«Господи, да за ней нужно присматривать в оба! — подумала она. — Эрмин как раз в том возрасте, когда к девушкам приходит первая любовь. Но я сумею ее вразумить. Я объясню, что ни в коем случае нельзя позволить себя скомпрометировать!»
Первым эту тему затронул Жозеф. Он сказал, что, поскольку неизвестно, из какой семьи происходит Мари-Эрмин, строгость не будет лишней.
— Добрый вечер! — поздоровалась Эрмин, переступая порог. — Извините, что задержалась, но представьте, в спальне сестер я нашла маленькую девочку!
И она подробно рассказала о своем знакомстве с Шарлоттой. Жозеф отложил трубку и почесал подбородок.
— Я слышал об этих людях, — сказал он. — В стране кризис, и скоро к нам таких понаедет еще куча. И в Соединенных Штатах, и в Квебеке безработица. К нам станут стекаться бедолаги в поисках дешевого жилья. Господин мэр пытается спасти поселок: он направо и налево раздает в аренду опустевшие дома. Лапуанты показались мне не слишком респектабельным семейством. Отцу под пятьдесят, он рассчитывает найти работу лесоруба, но сам при этом хилый и щуплый. Мать работала на каком-то заводе в Арвиде. Что до сына, Онезима, то он живет за счет родителей.
— Как много ты о них знаешь, Жо! — удивленно воскликнула Элизабет.
— Для этого не надо много ума — всего лишь зайти на кружку пива в бар отеля.
— И все-таки маленькую Шарлотту мне жалко, — сказала Эрмин.
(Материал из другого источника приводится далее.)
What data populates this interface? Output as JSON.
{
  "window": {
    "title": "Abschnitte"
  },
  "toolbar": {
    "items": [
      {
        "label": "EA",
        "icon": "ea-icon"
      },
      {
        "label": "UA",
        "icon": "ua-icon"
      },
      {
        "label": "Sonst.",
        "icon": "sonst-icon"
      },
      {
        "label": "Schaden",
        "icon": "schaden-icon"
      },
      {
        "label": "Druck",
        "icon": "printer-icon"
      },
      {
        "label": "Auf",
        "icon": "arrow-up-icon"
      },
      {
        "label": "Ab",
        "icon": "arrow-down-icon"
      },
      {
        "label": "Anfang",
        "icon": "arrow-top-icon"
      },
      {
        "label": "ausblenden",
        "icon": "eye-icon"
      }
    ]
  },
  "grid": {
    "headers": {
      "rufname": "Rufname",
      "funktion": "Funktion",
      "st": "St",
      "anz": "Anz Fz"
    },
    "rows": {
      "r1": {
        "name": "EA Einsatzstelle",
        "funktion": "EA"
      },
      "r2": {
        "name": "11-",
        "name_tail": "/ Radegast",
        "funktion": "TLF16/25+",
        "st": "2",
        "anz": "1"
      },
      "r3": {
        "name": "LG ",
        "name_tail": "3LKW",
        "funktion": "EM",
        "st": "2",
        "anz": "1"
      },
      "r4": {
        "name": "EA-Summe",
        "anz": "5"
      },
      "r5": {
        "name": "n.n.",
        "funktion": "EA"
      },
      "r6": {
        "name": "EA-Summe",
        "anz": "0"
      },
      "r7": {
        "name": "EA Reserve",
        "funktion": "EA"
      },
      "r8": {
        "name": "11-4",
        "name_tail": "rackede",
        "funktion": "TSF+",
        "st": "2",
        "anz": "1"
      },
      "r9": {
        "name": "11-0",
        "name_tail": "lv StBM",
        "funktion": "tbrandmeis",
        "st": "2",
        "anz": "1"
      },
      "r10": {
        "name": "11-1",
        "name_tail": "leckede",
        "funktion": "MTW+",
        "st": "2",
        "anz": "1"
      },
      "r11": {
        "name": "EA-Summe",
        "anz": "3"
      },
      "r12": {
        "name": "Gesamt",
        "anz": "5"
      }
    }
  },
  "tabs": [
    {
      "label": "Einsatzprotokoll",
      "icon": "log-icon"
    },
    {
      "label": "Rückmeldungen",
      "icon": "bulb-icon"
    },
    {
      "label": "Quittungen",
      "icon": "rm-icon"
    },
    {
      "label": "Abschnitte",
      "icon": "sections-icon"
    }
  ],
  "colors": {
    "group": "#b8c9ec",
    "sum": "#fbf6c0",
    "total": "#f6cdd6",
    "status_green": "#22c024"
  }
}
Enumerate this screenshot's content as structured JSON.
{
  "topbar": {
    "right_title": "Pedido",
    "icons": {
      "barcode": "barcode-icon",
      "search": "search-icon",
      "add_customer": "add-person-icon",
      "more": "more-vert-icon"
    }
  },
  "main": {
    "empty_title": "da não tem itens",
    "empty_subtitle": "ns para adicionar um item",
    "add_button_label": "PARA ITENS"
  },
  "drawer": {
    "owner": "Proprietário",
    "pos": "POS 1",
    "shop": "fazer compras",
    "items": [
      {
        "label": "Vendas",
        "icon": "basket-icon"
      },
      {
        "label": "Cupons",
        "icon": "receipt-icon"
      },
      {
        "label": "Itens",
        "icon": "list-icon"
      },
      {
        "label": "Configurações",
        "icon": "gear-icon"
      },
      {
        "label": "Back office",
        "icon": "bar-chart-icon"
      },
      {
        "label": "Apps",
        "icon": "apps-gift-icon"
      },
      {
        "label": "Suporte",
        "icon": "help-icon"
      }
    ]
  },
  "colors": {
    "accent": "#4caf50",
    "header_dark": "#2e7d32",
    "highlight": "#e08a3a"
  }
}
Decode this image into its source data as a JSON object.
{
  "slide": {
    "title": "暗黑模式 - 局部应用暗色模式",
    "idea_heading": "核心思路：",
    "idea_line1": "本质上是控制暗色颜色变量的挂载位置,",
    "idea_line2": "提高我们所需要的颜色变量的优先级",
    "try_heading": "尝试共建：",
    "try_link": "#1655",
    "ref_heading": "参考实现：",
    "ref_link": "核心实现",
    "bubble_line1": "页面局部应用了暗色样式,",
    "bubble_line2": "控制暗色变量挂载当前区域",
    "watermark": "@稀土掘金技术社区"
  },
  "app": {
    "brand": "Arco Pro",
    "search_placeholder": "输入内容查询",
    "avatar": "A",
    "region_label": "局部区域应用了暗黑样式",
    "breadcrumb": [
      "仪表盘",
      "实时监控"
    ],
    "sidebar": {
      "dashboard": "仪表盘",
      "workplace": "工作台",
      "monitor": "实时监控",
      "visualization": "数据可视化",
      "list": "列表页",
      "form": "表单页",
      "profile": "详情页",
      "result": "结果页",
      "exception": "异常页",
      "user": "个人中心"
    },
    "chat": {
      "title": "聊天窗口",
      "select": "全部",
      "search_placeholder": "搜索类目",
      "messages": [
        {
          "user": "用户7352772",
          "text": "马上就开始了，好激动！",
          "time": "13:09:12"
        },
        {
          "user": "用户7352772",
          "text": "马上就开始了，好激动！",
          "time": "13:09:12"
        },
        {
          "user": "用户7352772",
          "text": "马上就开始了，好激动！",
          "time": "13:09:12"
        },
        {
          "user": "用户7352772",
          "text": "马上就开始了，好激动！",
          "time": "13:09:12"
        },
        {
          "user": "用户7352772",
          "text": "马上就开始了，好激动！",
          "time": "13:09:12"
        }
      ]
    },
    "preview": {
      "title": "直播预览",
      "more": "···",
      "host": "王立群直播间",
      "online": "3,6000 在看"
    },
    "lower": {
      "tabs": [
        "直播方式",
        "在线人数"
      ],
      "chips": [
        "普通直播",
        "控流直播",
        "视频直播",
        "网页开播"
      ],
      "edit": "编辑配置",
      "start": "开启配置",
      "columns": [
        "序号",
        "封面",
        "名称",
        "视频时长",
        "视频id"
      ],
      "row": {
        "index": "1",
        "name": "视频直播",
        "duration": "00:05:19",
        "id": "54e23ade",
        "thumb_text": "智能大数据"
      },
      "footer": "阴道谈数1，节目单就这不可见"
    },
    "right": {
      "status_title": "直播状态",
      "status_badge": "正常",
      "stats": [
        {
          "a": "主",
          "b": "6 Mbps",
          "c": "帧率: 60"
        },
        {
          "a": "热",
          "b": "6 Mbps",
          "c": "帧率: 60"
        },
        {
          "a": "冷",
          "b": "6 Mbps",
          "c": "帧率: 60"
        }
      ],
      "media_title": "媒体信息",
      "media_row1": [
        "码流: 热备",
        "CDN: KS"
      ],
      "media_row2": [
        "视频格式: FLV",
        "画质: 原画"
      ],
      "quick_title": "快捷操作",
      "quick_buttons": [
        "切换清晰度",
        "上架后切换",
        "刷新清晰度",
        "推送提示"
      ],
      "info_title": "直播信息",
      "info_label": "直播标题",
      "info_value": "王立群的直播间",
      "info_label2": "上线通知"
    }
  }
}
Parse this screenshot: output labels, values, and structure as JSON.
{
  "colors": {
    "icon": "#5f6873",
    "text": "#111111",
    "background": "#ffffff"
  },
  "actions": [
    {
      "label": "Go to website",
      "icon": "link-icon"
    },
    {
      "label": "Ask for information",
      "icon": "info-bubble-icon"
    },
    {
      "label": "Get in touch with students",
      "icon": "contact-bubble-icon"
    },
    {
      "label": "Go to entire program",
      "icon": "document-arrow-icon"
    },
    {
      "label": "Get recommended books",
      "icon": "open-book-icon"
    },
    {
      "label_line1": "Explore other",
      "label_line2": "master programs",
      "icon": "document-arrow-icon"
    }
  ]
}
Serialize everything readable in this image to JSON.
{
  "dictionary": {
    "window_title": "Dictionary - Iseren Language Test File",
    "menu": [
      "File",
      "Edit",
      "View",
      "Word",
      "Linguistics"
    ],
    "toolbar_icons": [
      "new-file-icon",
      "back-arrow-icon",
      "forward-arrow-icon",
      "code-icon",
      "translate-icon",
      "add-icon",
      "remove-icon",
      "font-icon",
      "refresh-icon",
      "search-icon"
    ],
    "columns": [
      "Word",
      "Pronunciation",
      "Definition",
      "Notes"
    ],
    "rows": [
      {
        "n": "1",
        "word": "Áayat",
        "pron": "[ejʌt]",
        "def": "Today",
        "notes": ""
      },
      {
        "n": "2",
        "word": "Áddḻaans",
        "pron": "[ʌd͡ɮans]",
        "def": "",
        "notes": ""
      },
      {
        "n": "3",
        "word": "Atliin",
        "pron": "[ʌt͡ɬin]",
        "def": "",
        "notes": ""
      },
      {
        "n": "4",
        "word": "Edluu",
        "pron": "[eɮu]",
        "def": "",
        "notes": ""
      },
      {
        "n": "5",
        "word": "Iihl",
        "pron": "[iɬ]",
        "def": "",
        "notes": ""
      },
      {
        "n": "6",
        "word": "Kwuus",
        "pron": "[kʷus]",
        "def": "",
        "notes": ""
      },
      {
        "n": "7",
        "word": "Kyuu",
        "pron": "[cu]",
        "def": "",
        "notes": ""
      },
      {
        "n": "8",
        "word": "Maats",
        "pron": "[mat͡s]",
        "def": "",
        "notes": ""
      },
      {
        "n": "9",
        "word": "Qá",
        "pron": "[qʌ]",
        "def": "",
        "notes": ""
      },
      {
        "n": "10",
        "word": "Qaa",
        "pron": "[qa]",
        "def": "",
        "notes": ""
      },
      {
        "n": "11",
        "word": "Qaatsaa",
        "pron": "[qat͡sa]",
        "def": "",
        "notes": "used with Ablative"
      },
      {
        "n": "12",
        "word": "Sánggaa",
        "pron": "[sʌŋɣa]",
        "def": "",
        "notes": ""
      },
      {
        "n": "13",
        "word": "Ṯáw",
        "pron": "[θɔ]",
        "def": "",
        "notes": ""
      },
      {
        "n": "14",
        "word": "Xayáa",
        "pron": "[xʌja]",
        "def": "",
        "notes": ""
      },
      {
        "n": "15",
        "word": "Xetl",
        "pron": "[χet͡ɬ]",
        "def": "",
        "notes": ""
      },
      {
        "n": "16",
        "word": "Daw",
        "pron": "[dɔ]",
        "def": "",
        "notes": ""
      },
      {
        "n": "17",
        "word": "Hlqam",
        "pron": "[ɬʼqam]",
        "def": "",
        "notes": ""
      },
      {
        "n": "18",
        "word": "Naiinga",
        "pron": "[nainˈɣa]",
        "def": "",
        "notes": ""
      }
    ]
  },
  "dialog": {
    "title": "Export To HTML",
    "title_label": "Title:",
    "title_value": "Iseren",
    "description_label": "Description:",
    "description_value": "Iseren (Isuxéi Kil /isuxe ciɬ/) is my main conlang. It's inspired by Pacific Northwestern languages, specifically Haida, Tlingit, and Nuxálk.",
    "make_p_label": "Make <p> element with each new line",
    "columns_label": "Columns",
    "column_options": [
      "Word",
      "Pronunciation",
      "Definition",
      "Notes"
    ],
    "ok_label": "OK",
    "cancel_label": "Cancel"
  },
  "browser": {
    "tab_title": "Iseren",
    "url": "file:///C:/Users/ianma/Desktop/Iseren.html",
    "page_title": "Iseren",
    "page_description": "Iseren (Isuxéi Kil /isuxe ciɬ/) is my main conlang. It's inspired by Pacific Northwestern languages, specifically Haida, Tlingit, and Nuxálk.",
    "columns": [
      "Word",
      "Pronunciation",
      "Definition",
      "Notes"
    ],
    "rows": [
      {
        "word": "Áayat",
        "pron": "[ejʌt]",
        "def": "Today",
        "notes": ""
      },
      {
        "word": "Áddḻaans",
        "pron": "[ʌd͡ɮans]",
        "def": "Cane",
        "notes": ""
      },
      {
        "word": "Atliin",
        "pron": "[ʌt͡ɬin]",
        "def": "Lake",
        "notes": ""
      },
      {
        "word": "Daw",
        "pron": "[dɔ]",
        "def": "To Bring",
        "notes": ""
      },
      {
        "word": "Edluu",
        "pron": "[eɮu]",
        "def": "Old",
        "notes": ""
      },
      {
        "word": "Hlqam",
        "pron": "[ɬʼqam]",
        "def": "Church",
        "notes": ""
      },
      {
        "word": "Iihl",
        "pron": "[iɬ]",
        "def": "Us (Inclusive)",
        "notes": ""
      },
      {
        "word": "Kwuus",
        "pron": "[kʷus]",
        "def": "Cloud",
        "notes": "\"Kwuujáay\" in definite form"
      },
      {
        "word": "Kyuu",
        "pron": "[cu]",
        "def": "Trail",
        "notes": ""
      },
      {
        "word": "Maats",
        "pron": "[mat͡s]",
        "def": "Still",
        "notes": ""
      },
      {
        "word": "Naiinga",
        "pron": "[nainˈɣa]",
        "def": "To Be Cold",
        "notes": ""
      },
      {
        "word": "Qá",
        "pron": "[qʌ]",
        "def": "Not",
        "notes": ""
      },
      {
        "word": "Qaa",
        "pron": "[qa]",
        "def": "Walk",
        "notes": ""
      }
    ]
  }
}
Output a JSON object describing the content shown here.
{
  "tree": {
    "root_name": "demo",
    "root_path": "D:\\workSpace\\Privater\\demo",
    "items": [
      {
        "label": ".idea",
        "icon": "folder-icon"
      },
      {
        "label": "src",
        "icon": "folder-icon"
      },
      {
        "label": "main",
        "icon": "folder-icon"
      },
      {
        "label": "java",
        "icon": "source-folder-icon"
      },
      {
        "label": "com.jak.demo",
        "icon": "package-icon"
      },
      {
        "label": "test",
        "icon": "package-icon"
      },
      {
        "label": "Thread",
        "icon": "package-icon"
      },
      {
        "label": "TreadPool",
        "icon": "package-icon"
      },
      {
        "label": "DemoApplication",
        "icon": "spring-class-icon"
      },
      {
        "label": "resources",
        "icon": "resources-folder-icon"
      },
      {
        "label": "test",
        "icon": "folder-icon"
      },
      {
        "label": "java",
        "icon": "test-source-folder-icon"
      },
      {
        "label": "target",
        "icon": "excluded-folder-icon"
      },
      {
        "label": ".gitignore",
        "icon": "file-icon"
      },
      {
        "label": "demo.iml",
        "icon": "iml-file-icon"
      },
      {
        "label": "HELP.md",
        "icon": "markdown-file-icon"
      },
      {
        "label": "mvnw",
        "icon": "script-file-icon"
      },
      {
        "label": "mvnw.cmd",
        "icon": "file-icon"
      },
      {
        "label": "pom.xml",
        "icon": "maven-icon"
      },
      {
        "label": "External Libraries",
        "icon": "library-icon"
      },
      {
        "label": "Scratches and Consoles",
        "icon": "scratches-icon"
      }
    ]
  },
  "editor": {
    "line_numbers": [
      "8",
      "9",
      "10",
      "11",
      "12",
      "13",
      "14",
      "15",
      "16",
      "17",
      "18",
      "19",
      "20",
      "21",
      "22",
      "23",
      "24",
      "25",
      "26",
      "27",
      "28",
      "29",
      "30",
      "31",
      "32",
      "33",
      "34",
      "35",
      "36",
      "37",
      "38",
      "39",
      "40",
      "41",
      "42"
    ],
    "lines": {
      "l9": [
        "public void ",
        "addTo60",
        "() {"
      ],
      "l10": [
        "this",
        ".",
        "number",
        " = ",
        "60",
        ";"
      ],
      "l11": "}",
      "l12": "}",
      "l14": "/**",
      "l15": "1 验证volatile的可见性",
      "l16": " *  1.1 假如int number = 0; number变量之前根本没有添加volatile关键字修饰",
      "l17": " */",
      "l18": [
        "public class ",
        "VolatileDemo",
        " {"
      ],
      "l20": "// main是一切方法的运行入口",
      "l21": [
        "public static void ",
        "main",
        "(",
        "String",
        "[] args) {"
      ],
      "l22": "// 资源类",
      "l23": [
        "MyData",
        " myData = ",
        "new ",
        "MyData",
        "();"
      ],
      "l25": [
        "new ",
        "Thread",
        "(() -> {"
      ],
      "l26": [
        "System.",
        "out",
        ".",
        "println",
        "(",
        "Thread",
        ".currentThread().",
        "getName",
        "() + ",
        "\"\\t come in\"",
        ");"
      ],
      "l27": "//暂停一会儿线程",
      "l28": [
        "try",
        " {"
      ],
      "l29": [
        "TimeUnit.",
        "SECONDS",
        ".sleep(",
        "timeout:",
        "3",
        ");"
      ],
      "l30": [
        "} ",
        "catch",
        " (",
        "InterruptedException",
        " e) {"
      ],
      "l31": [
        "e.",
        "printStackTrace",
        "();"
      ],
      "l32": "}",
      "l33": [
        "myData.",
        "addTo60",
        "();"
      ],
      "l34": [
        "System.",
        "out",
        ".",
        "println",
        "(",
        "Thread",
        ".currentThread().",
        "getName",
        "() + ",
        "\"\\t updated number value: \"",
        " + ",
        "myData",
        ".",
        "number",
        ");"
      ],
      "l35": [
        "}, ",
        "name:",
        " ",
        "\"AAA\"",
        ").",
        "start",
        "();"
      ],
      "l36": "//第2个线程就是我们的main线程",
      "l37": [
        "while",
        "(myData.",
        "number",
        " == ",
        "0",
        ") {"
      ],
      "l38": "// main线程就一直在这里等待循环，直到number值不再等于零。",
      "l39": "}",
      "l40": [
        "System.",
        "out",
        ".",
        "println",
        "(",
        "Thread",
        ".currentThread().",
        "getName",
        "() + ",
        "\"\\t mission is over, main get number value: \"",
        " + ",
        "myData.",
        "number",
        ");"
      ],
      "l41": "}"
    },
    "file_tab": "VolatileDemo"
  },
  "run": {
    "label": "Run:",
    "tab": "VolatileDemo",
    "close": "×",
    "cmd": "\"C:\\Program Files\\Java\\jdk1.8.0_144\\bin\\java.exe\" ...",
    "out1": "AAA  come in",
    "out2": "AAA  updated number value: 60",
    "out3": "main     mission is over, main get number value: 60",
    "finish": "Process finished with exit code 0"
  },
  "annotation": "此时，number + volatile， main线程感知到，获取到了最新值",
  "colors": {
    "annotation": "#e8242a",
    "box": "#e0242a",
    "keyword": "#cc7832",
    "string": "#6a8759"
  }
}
— Я сделаю для твоей фотографии новую рамку, — пообещал Жозеф.
— А как же сюрприз? Сюрприз! Сюрприз! — закричал маленький Эдмон.
— Да помолчи ты! — прикрикнул на младшего Симон.
У всех Маруа был заговорщицкий вид. Элизабет достала платок и завязала Эрмин глаза.
— Вперед! — сдерживая смех, объявила она.
Легонько подталкивая девушку в спину, молодая женщина привела ее в гостиную. Эрмин догадалась, где она, что было неудивительно: она знала дом как свои пять пальцев, и скрип каждой половицы подсказывал ей направление. Кто-то включил свет. Слева послышался щелчок. Элизабет сдернула платок.
— Теперь можно смотреть! — крикнул Арман.
Девушке показалось, что она грезит наяву. Комната, в которой она в течение многих лет спала летом, окрасилась в бежево-розовые тона. В углу стояла настоящая, застланная стеганым одеялом в стиле пэтчворк кровать с резными деревянными спинками.
— Это просто чудо! — пробормотала она сдавленным от волнения голосом. — Вы сделали это для меня?
У семей, живущих в Валь-Жальбере, гостиные традиционно использовались для воскресных семейных обедов и в праздничные дни. В таких комнатах обычно расставляли самую красивую мебель, хранили парадные сервизы и портреты предков. На памяти Эрмин верные установленному порядку Маруа ни разу не переставляли мебель. Поэтому перемена показалась ей грандиозной. У кровати стоял ночной столик светлого дерева, на нем — лампа. Ее абажур был сделан из той же ткани, что и шторы. Но самое красивое, что было в комнате, — это, конечно, украшенная блестящими шарами и золотистыми гирляндами елка. По теплой комнате разливался ее удивительный лесной аромат.
— Это самый чудесный сюрприз, какой только может быть! — воскликнула девушка, сдерживая слезы радости.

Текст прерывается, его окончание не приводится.